In the second phase, we transported the shells to the gallery, where we assembled the “monument.” We see the letters and numbers as akin to bricks, but being lightweight and hollow, they are inversions of the solid, heavy bricks used to make traditional buildings. In our usual approach to assembly, each component has a predetermined location within the whole.  For LACMA, the method was different; it was informal. The awkwardly shaped letters conjoin with a casual logic; the procedure required intuition rather than rigid predetermination and precision. Control was necessary, but we employed it in a way unlike most of previous projects.



assembly

Assembling the arch

How did the notion of monuments impact this piece?
Letters and numbers are elemental building blocks of language, but here they are also the physical building blocks of the installation itself. They represent fundamental origins; they suggest potential. Origins are tied up with the notion of progress: we always move forward from a point of origin. The work lays this out for contemplation.

Monuments are attempts to preserve collective memory, and as a consequence, they are associated with permanence. Monuments help us look back into history, but history is always being made anew. We were interested in this paradox. If Double Back to Basics is to be understood as a monument, what can it mean if it is slated to disappear in six months, when the exhibition closes?  What does it memorialize? If monuments are attempts to preserve memories or ideology, what might be preserved here, if anything? This is why we infused the paper with seeds, so the monument will live on as gardens to be planted by the kids. The timeline of the project is tied to an educational process where the kids witness the transformation of material from installation in a gallery to living things. This transforms the child through learning. The metamorphosis of material and form mirrors and celebrates the growth of individuals while the growth of individuals is inexorably linked to the metamorphosis.

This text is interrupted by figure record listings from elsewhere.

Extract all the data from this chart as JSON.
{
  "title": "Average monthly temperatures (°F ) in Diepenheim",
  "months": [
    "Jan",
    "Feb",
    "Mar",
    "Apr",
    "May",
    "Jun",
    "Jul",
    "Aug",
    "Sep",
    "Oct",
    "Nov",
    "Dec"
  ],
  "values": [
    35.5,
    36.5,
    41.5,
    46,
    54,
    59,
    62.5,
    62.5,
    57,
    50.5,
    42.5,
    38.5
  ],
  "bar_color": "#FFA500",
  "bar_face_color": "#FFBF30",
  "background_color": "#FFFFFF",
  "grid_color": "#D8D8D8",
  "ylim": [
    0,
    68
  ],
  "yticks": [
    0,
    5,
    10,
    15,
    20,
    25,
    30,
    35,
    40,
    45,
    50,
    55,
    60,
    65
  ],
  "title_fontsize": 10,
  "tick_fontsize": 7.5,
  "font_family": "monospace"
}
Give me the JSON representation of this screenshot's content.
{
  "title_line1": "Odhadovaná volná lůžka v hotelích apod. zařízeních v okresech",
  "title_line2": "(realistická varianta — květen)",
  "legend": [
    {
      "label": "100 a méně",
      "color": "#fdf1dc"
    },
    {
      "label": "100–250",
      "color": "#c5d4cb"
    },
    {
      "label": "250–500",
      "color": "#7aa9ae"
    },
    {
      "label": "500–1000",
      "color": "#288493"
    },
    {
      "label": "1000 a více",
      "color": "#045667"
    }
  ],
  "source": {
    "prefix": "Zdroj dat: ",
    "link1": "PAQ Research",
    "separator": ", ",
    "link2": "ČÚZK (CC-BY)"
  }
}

What, if any, design philosophy does the Ball-Nogues Studio pass on to this project?
Design philosophies make us a little uncomfortable, but we do bring certain principles to the work. In essence, Double Back to Basics explores the design of disappearance. Monuments are considered permanent and unchanging. An installation in a gallery has a relatively brief lifespan. It is designed to assume a shape for a given amount of time, but then it can become something else when the installation is taken down. Perhaps this kind of thinking could be passed on to permanent structures. Perhaps buildings and monuments can have expiration dates.

How do you envision the student’s interaction with your piece? What do you hope they will take away from their experience of your work?
The installation suggests a monumental arch, scaled to the size of a child. Kids can pass through it, touch it, and have their photos taken standing in front of it. They can relate to it in ways people physically relate to monuments. By way of that interaction, the kids might think differently about the meaning of the letters and bricks. They might invent their own meanings.

The students will be involved in dismantling the installation. We will encourage them to take pieces of it home rather than throwing them in the trash. The paper is non-toxic and when properly cared for, it will sprout a garden. Through an educational process, the kids will facilitate an entropic process and a process that generates life. The monumental shape breaks down, but the project literally lives on, becoming a living thing. We want kids to witness this transformation and to think about how it might relate to other processes in their world. It invites them to relate to the physical world as a work in progress.